I guess, more than half of “Listen Simply” talks about what listening is NOT, and what you need to let go to be able to truly listen.
3. Simple Listening.
Trying to describe what Simple Listening is, reminds me of trying to explain the nature of God – you can talk for hours about His different qualities, but still not give the full picture.
I highlighted multiple passages in Listen Simply, which explain different qualities and each time the description varies slightly. Yet, thanks to them all, you can picture what it is… kind of.
Simple listening by practicality is a giving. It’s “paying attention” and a “surrender of time” for the benefit of the speaker.”
Simple listening happens when we focus on the speaker. A speaker wants to connect with someone.”

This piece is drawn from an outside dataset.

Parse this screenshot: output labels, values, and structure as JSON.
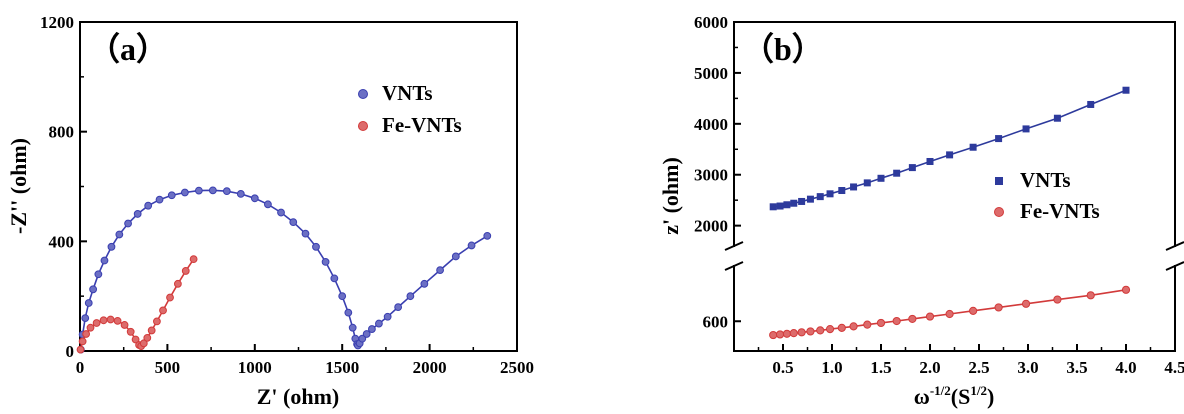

In simple listening, the only “success” you, the listener, can achieve is being able to successfully give away what you have to give, which is giving up the predetermined result you might want to have in the communication exchange.”
Simple listening is a gift with no strings attached.”
Simple listening works because it connects people.”
The purpose of simple listening is to help another person clarify what is going on in their own mind.”
Simple listening is a gift you give to someone, and it’s a gift that costs you something to give.”
What is amazing about simple listening is that you don’t need a formula. You listen simply by deciding to do so. You listen simply by deciding to make yourself available to do so.”
4. Fourth Wall.
This book provides a special experience if you are a coach. I am, and I cannot appreciate enough how Jacob translated a coaching experience into a life experience – for “normal” people. If you are a coach, you cannot miss this book. And you will forever have a way to explain what you are doing to your close ones and friends. Instead of trying to explain – in vain! – just give them a copy of Listen Simply.
If you are no coach and have no clue what I’m blabbering here, don’t worry. Like in any proper work of art, you won’t see the 4th wall, and you still can change your life – if you practice listening simple.
Summary
You may doubt the book’s message. It cannot be so simple, can it? Jacob Coldwell says in this book:
I’ve seen years of pain dissipate in one good conversation.”
I definitely believe him. I’ve seen literally magical outputs from one good conversation. Ha! Sometimes, I didn’t anticipate the outputs, and yet the magical outputs still materialized. Can you believe that a man can be ‘programmed’ to sleep just four hours a night to find some time for self-care – within a 30-minute conversation?
This is just one of many incredible byproducts of a coaching conversation I witnessed.
Listening simply has an incredible power. A power you can tap into because it is one of the practices of being a human. You can do it as you can think, run, or speak.
Do yourself a favor, buy this book and tap into this power. Your relationships, and your life, will change for better and for good, I promise.